Hello,
I am administering an estate with a gross value of £2,784,800 comprising:
• Property – £280,000
• Shares – £1,798,000
• Savings – £706,800
The deceased’s Will leaves the property and shares to a non-exempt beneficiary, expressed to be “free of tax”, and directs that all taxes are to be paid from residue.
The residuary estate is left entirely to charity. The estate benefits from the full £650,000 NRB/TRB. Liabilities are minimal.
IHT on the tax-free specific gifts will exceed the value of the residue, resulting in the charity receiving no effective benefit from the estate.
My question is:
In these circumstances, does “grossing-up” still apply, even though the exempt residuary beneficiary receives nothing, and the non-exempt beneficiary ends up taking the lion’s share of the estate?
I appreciate that the “free of tax” wording would normally trigger grossing-up.
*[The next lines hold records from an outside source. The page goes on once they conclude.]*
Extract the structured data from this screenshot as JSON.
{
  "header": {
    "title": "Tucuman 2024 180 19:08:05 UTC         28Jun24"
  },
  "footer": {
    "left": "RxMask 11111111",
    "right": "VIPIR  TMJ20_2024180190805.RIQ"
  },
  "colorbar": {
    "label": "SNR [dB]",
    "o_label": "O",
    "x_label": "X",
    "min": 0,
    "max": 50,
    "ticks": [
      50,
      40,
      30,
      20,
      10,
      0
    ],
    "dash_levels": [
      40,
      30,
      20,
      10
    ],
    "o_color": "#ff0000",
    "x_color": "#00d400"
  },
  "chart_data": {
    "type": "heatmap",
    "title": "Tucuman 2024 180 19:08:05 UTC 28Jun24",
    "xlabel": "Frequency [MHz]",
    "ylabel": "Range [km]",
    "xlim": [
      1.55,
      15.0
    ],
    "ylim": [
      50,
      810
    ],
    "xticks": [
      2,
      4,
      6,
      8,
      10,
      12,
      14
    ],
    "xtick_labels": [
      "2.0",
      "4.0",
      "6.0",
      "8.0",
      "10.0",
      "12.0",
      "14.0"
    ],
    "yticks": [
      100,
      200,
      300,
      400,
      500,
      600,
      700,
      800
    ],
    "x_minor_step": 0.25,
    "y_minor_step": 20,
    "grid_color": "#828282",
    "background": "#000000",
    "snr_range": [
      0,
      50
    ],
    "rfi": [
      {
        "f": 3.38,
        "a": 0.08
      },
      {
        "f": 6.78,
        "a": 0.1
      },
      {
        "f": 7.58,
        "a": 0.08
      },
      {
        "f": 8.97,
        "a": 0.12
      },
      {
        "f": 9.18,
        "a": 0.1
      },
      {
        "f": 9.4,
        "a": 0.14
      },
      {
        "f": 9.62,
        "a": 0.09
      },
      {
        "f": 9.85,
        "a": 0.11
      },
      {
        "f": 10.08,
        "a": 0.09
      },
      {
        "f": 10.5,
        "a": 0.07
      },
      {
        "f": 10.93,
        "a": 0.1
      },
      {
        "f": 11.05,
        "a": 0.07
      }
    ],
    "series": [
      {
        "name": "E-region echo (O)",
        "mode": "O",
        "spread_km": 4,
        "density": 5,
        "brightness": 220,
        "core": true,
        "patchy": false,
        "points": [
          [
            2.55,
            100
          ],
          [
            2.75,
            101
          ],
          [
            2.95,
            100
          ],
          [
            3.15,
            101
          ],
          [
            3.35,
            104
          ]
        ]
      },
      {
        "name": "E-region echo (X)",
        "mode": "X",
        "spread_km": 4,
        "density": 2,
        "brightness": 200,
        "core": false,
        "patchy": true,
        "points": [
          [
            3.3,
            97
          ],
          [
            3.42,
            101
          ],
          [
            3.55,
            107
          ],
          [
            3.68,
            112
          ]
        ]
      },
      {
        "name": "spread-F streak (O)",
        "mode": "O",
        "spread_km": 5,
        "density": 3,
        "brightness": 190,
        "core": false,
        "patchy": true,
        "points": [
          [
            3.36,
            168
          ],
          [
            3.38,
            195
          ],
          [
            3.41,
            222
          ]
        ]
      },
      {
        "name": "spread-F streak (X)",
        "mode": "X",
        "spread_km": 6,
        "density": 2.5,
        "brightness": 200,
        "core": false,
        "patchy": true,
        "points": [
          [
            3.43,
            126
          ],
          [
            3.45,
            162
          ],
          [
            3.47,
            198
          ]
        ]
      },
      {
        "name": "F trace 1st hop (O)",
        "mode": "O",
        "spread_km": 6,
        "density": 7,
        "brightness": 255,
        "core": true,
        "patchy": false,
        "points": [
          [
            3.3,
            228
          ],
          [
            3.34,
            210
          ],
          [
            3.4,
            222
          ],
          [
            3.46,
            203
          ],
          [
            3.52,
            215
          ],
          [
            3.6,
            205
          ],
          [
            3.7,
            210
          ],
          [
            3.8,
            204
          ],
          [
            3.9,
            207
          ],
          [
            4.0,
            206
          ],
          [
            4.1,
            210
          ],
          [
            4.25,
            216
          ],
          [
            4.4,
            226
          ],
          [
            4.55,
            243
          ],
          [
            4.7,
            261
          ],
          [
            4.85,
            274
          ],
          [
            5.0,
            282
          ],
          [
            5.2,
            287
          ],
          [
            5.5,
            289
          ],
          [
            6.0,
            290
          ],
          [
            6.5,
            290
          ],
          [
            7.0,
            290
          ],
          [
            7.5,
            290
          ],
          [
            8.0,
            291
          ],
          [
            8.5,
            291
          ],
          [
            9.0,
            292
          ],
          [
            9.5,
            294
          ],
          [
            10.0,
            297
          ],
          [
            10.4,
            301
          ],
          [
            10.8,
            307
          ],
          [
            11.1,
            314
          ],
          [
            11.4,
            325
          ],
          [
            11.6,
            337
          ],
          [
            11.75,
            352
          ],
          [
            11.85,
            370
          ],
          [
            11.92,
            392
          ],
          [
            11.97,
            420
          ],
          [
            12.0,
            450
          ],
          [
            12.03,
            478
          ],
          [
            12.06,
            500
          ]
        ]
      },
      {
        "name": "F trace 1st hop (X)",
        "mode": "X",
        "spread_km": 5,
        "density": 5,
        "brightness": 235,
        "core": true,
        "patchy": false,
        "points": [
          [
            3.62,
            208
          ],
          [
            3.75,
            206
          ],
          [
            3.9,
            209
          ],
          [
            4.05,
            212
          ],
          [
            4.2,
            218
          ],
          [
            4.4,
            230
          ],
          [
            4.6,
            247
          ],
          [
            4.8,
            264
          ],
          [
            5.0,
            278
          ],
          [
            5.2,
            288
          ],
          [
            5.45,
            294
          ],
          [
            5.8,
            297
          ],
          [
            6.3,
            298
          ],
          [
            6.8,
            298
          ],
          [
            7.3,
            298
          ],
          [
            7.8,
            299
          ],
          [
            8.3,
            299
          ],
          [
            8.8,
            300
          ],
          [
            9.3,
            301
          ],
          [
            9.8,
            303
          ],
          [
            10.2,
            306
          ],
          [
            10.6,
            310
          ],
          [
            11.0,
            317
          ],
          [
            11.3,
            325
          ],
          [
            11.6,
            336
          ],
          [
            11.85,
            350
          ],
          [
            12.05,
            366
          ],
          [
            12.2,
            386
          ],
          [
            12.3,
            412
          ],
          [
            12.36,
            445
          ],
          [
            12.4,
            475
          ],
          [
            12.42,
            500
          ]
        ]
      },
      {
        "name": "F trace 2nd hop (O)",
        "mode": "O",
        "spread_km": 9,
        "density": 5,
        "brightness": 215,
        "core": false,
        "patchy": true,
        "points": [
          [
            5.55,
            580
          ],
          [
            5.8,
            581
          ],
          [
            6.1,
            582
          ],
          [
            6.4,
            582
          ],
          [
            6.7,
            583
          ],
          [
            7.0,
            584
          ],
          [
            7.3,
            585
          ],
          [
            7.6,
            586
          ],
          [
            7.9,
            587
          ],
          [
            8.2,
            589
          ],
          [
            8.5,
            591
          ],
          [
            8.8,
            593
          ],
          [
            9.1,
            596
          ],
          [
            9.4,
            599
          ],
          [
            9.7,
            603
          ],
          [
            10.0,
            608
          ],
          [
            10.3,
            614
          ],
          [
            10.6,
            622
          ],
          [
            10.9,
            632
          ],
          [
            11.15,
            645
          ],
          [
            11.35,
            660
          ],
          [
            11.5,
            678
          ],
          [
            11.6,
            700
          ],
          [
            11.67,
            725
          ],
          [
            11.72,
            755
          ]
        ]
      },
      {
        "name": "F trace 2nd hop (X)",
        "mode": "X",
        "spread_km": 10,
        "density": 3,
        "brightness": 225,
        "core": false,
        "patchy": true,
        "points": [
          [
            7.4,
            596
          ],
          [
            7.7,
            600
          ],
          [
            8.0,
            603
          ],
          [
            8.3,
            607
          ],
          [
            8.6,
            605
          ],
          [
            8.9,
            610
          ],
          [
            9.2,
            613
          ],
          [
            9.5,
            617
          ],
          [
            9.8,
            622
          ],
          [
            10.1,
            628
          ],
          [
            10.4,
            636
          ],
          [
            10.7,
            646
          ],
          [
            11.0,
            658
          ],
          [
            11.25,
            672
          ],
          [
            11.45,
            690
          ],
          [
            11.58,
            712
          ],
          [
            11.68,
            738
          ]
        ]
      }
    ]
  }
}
However, in this case the residuary gift will bear the burden of the IHT.
Any views or authority on whether grossing-up is strictly required in this case and whether HMRC accept this, would be very welcome.
Thank you in advance.
I can’t see that it would if you start from the premise that the entire estate is non-exempt and so the IHT will always be the IHT normally payable on a non-exempt estate of £2,784,800.
I think you will have to gross up.
I have just used the revenues calculator and using the figures and applying 36% tax rate after claiming the £650,000 nil rate band, I get a grossed up estate of £2881250 which taxed at 36% amounts to £1,037,250 whereas if grossing up was not applied the tax at 36% would be £1,002,528!